The Highs and Lows of a Trust Business Model
While iPhone 16 users primarily, iPhone15 users retroactively, and people with Apple silicon “M” chip devices generally, await the upcoming Apple Intelligence operating system software release later this month, we are in an anticipation period. Apple, at their September 2024 event hyped Apple Intelligence as the main feature their cult members, I mean users (relax, I’m steeped in the Apple ecosystem myself, hence this article) can anticipate. Apple Intelligence or AI, not to be confused with artificial intelligence or AI more generally, though I’m sure someone at Apple would like you to confuse the two or at least create a synapse connection conflating the two, is Apple’s decided way of voyaging into the world of commercially available and highly capable large language models.

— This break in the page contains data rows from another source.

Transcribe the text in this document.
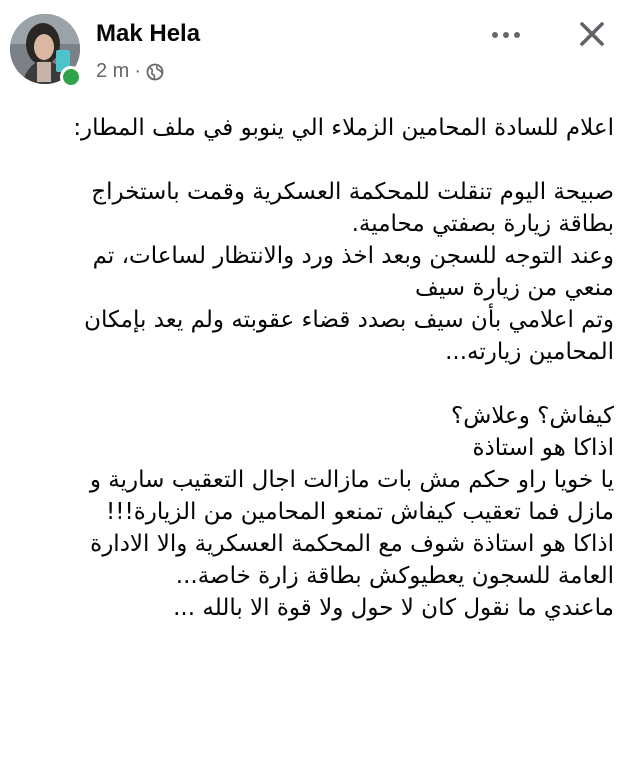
Mak Hela
2 m ·
اعلام للسادة المحامين الزملاء الي ينوبو في ملف المطار:
صبيحة اليوم تنقلت للمحكمة العسكرية وقمت باستخراج
بطاقة زيارة بصفتي محامية.
وعند التوجه للسجن وبعد اخذ ورد والانتظار لساعات، تم
منعي من زيارة سيف
وتم اعلامي بأن سيف بصدد قضاء عقوبته ولم يعد بإمكان
المحامين زيارته...
كيفاش؟ وعلاش؟
اذاكا هو استاذة
يا خويا راو حكم مش بات مازالت اجال التعقيب سارية و
مازل فما تعقيب كيفاش تمنعو المحامين من الزيارة!!!
اذاكا هو استاذة شوف مع المحكمة العسكرية والا الادارة
العامة للسجون يعطيوكش بطاقة زارة خاصة...
ماعندي ما نقول كان لا حول ولا قوة الا بالله ...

In some ways you are unserious as a technology company in 2024 if you are not exploring ways to leverage or create artificial intelligence. This is so evident that Apple, the most valuable [technology] company in the world, is willing to market AI that isn’t even ready yet. Maybe you didn’t get your new Apple product for forthcoming software features, but for those of you who did, you are about to get something untested by the masses. That doesn’t mean it won’t be or isn’t good. It will probably be good enough plus. Good enough for consumers who want to have features that work and not have to think about them. And plus, for consumers who want to read the specs sheet. I want to highlight the fact that while Apple is slow and or adverse to, without the coercion of governments, add time tested features specifically to their phones, like a high screen refresh rate, type c-charging, RCS text, or backwards compatible charging, they can give you a somewhat new camera every year (but not an intuitive UI experience), and are willing to bet the faith and trust their consumers have in them.